Dwain Northey (Gen X)

At this point, the American immigration system resembles a government program in the same way a chainsaw resembles a butter knife: technically, yes, but you wouldn’t use one if you cared about the people involved. ICE, meanwhile, continues its touring production of “Cruelty on Ice: Now With Extra Tear Gas!” Masked agents storming neighborhoods like they’re auditioning for a dystopian action movie, tactical gas canisters flying like parade confetti, and—because irony is dead—toddlers coughing in the backseat of family cars.
And presiding over this circus, we have Gov. Kristi Noem, whose policy instincts appear to have been shaped by the question, “What would a cartoon villain do in this situation?” Her ideological spirit animal seems to be a vulture wearing pearls.
But just when you think the whole show couldn’t get more grotesque, ICE unveiled its latest magic trick:
appearing at immigration and naturalization ceremonies—you know, the event where people who have spent years following every rule, filing every document, paying every fee, attending every interview, and practically bending themselves into bureaucratic origami, are finally about to become U.S. citizens.
Imagine it: a room full of immigrants who have done everything by the book—more paperwork than most native-born Americans will ever complete in their entire lives—finally standing on the edge of citizenship. The finish line is literally one oath away.
Enter ICE, stage right.
Agents begin singling out individuals, asking, “Where are you from?”—as if the entire point of the ceremony wasn’t that it doesn’t matter anymore. These folks have gone through security checks, background checks, fingerprinting, more interviews, and more vetting than half the country’s elected officials. And yet here comes ICE treating them like they wandered into the building by accident, like they’re suspiciously well-behaved criminals disguised as future citizens.
And then the punchline: being told to leave.
Imagine the audacity—actually no, “audacity” is too polite. Imagine the galaxy-brained hypocrisy—of a federal agency that never shuts up about “going after people who aren’t following legal processes” turning around and harassing people whose entire existence for the last decade has been nothing BUT following legal processes.
The people at these ceremonies did every single thing ICE insists immigrants ought to do.
And ICE still shows up to say, “Not you. Out. Now.”
It’s like a fire department lecturing people about installing smoke detectors and then setting fire to their houses anyway—for consistency.
But ICE isn’t done. Oh no. This is the same organization that tears up families for sport, tear-gasses children, and masks its agents as if they’re ashamed to be recognized (imagine that!) while insisting they’re defending the nation from the existential threat of… people filling out paperwork too well?
If it weren’t so horrifying, it would be slapstick.
This isn’t “enforcement.”
This isn’t “sovereignty.”
This isn’t “law and order.”
This is just cruelty, dressed up in tactical gear and supported by leaders whose moral compasses have been replaced with spinning novelty magnets from a truck stop.

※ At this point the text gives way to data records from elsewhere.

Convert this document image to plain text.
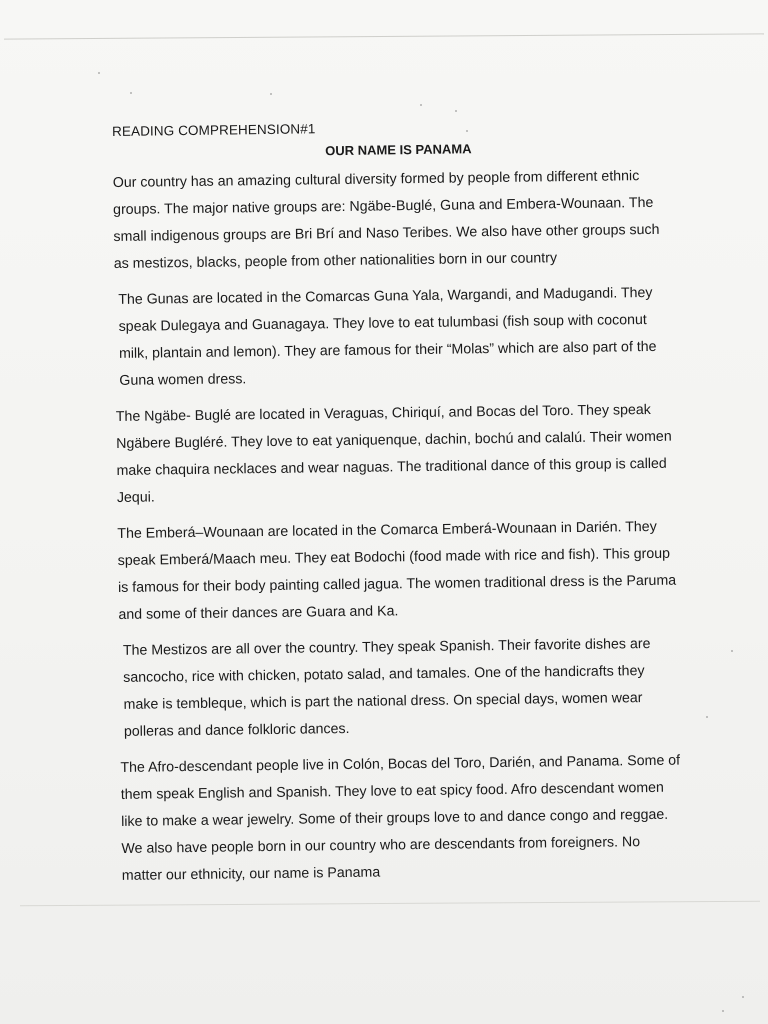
READING COMPREHENSION#1
OUR NAME IS PANAMA

Our country has an amazing cultural diversity formed by people from different ethnic groups. The major native groups are: Ngäbe-Buglé, Guna and Embera-Wounaan. The small indigenous groups are Bri Brí and Naso Teribes. We also have other groups such as mestizos, blacks, people from other nationalities born in our country

The Gunas are located in the Comarcas Guna Yala, Wargandi, and Madugandi. They speak Dulegaya and Guanagaya. They love to eat tulumbasi (fish soup with coconut milk, plantain and lemon). They are famous for their “Molas” which are also part of the Guna women dress.

The Ngäbe- Buglé are located in Veraguas, Chiriquí, and Bocas del Toro. They speak Ngäbere Bugléré. They love to eat yaniquenque, dachin, bochú and calalú. Their women make chaquira necklaces and wear naguas. The traditional dance of this group is called Jequi.

The Emberá–Wounaan are located in the Comarca Emberá-Wounaan in Darién. They speak Emberá/Maach meu. They eat Bodochi (food made with rice and fish). This group is famous for their body painting called jagua. The women traditional dress is the Paruma and some of their dances are Guara and Ka.

The Mestizos are all over the country. They speak Spanish. Their favorite dishes are sancocho, rice with chicken, potato salad, and tamales. One of the handicrafts they make is tembleque, which is part the national dress. On special days, women wear polleras and dance folkloric dances.

The Afro-descendant people live in Colón, Bocas del Toro, Darién, and Panama. Some of them speak English and Spanish. They love to eat spicy food. Afro descendant women like to make a wear jewelry. Some of their groups love to and dance congo and reggae. We also have people born in our country who are descendants from foreigners. No matter our ethnicity, our name is Panama
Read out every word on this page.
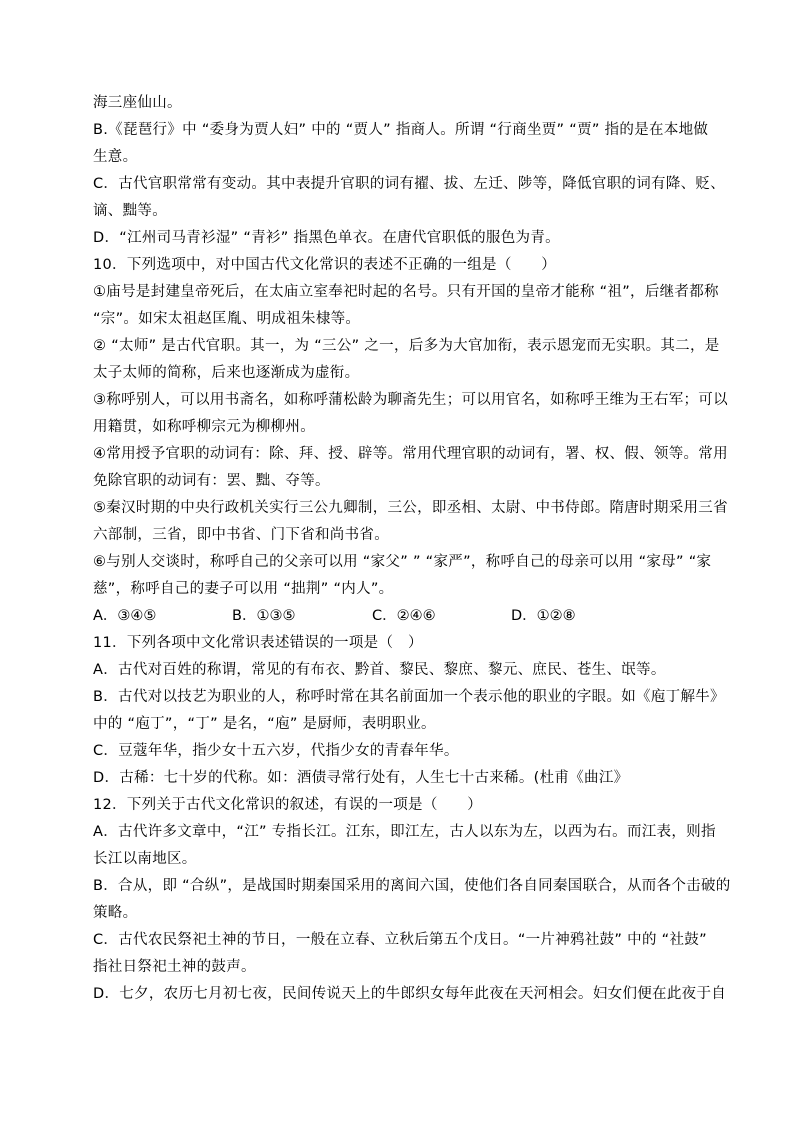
海三座仙山。
B.《琵琶行》中 “委身为贾人妇” 中的 “贾人” 指商人。所谓 “行商坐贾” “贾” 指的是在本地做
生意。
C．古代官职常常有变动。其中表提升官职的词有擢、拔、左迁、陟等，降低官职的词有降、贬、
谪、黜等。
D．“江州司马青衫湿” “青衫” 指黑色单衣。在唐代官职低的服色为青。
10．下列选项中，对中国古代文化常识的表述不正确的一组是（　　）
①庙号是封建皇帝死后，在太庙立室奉祀时起的名号。只有开国的皇帝才能称 “祖”，后继者都称
“宗”。如宋太祖赵匡胤、明成祖朱棣等。
② “太师” 是古代官职。其一，为 “三公” 之一，后多为大官加衔，表示恩宠而无实职。其二，是
太子太师的简称，后来也逐渐成为虚衔。
③称呼别人，可以用书斋名，如称呼蒲松龄为聊斋先生；可以用官名，如称呼王维为王右军；可以
用籍贯，如称呼柳宗元为柳柳州。
④常用授予官职的动词有：除、拜、授、辟等。常用代理官职的动词有，署、权、假、领等。常用
免除官职的动词有：罢、黜、夺等。
⑤秦汉时期的中央行政机关实行三公九卿制，三公，即丞相、太尉、中书侍郎。隋唐时期采用三省
六部制，三省，即中书省、门下省和尚书省。
⑥与别人交谈时，称呼自己的父亲可以用 “家父” ” “家严”，称呼自己的母亲可以用 “家母” “家
慈”，称呼自己的妻子可以用 “拙荆” “内人”。
A．③④⑤	B．①③⑤	C．②④⑥	D．①②⑧
11．下列各项中文化常识表述错误的一项是（　）
A．古代对百姓的称谓，常见的有布衣、黔首、黎民、黎庶、黎元、庶民、苍生、氓等。
B．古代对以技艺为职业的人，称呼时常在其名前面加一个表示他的职业的字眼。如《庖丁解牛》
中的 “庖丁”，“丁” 是名，“庖” 是厨师，表明职业。
C．豆蔻年华，指少女十五六岁，代指少女的青春年华。
D．古稀：七十岁的代称。如：酒债寻常行处有，人生七十古来稀。(杜甫《曲江》
12．下列关于古代文化常识的叙述，有误的一项是（　　）
A．古代许多文章中，“江” 专指长江。江东，即江左，古人以东为左，以西为右。而江表，则指
长江以南地区。
B．合从，即 “合纵”，是战国时期秦国采用的离间六国，使他们各自同秦国联合，从而各个击破的
策略。
C．古代农民祭祀土神的节日，一般在立春、立秋后第五个戊日。“一片神鸦社鼓” 中的 “社鼓”
指社日祭祀土神的鼓声。
D．七夕，农历七月初七夜，民间传说天上的牛郎织女每年此夜在天河相会。妇女们便在此夜于自
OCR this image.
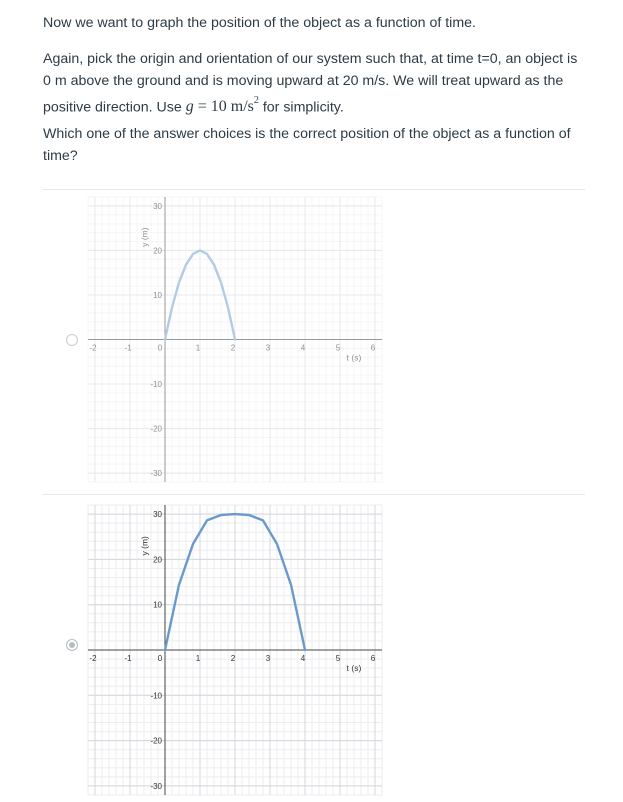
Now we want to graph the position of the object as a function of time.
Again, pick the origin and orientation of our system such that, at time t=0, an object is
0 m above the ground and is moving upward at 20 m/s. We will treat upward as the
positive direction. Use g = 10 $m/s^2$ for simplicity.
Which one of the answer choices is the correct position of the object as a function of
time?
-2	-1	1	2	3	4	5	6
0
-30
-20
-10
10
20
30
t (s)
y (m)
-2	-1	1	2	3	4	5	6
0
-30
-20
-10
10
20
30
t (s)
y (m)
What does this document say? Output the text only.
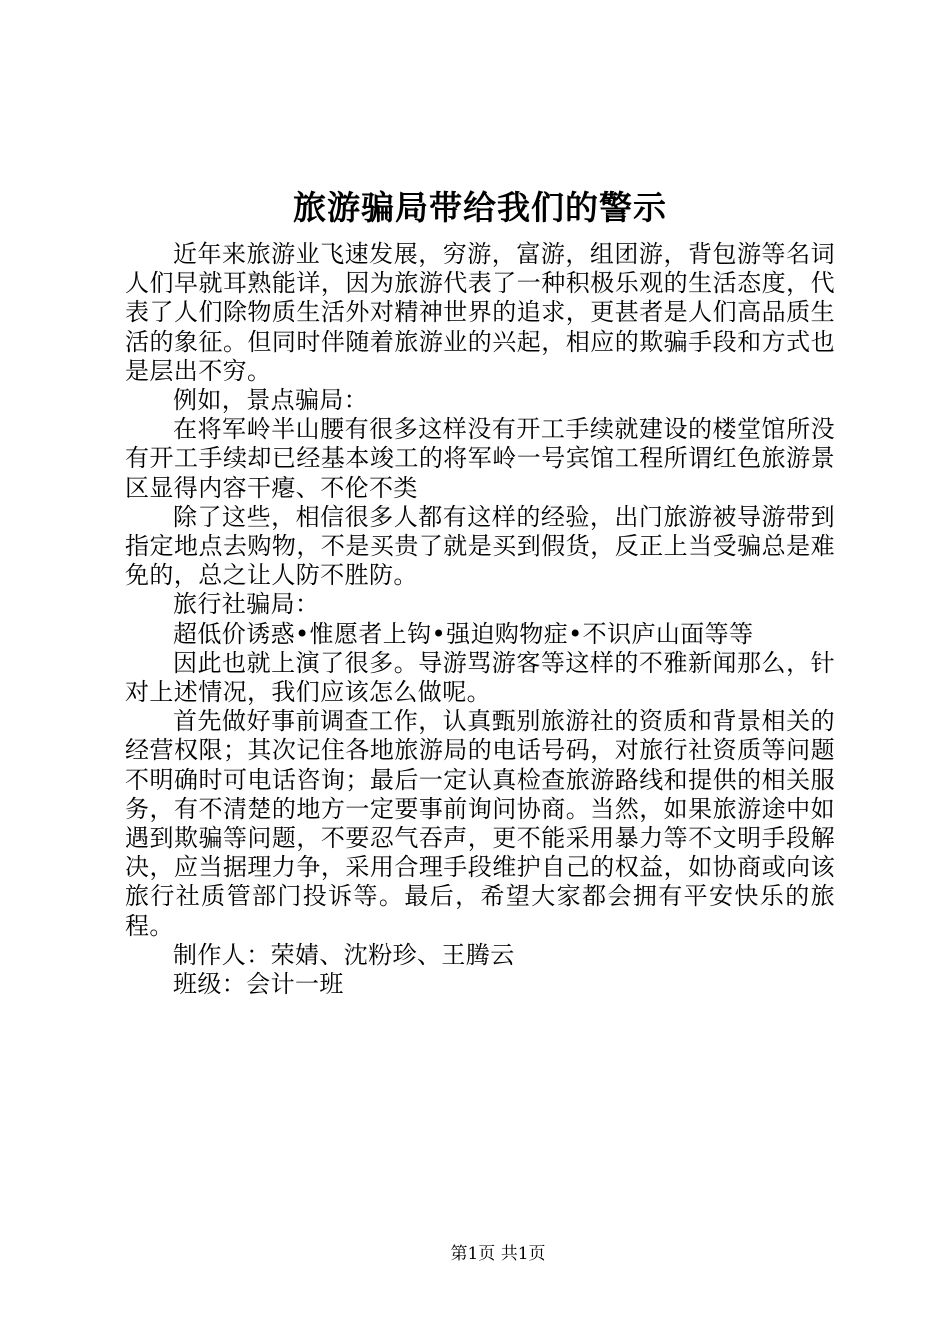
旅游骗局带给我们的警示

近年来旅游业飞速发展，穷游，富游，组团游，背包游等名词人们早就耳熟能详，因为旅游代表了一种积极乐观的生活态度，代表了人们除物质生活外对精神世界的追求，更甚者是人们高品质生活的象征。但同时伴随着旅游业的兴起，相应的欺骗手段和方式也是层出不穷。

例如，景点骗局：

在将军岭半山腰有很多这样没有开工手续就建设的楼堂馆所没有开工手续却已经基本竣工的将军岭一号宾馆工程所谓红色旅游景区显得内容干瘪、不伦不类

除了这些，相信很多人都有这样的经验，出门旅游被导游带到指定地点去购物，不是买贵了就是买到假货，反正上当受骗总是难免的，总之让人防不胜防。

旅行社骗局：

超低价诱惑•惟愿者上钩•强迫购物症•不识庐山面等等

因此也就上演了很多。导游骂游客等这样的不雅新闻那么，针对上述情况，我们应该怎么做呢。

首先做好事前调查工作，认真甄别旅游社的资质和背景相关的经营权限；其次记住各地旅游局的电话号码，对旅行社资质等问题不明确时可电话咨询；最后一定认真检查旅游路线和提供的相关服务，有不清楚的地方一定要事前询问协商。当然，如果旅游途中如遇到欺骗等问题，不要忍气吞声，更不能采用暴力等不文明手段解决，应当据理力争，采用合理手段维护自己的权益，如协商或向该旅行社质管部门投诉等。最后，希望大家都会拥有平安快乐的旅程。

制作人：荣婧、沈粉珍、王腾云

班级：会计一班

第1页 共1页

When a federal agency spends more time harassing people at their citizenship ceremonies than actually focusing on criminals, we’ve officially crossed the line from dysfunction into farce.
And yet we’re supposed to keep a straight face when they insist, “We only go after people who aren’t doing things legally”? Please. They’re literally crashing the ceremony that celebrates legal immigration.
If hypocrisy were a renewable energy source, ICE alone could power the entire Midwest.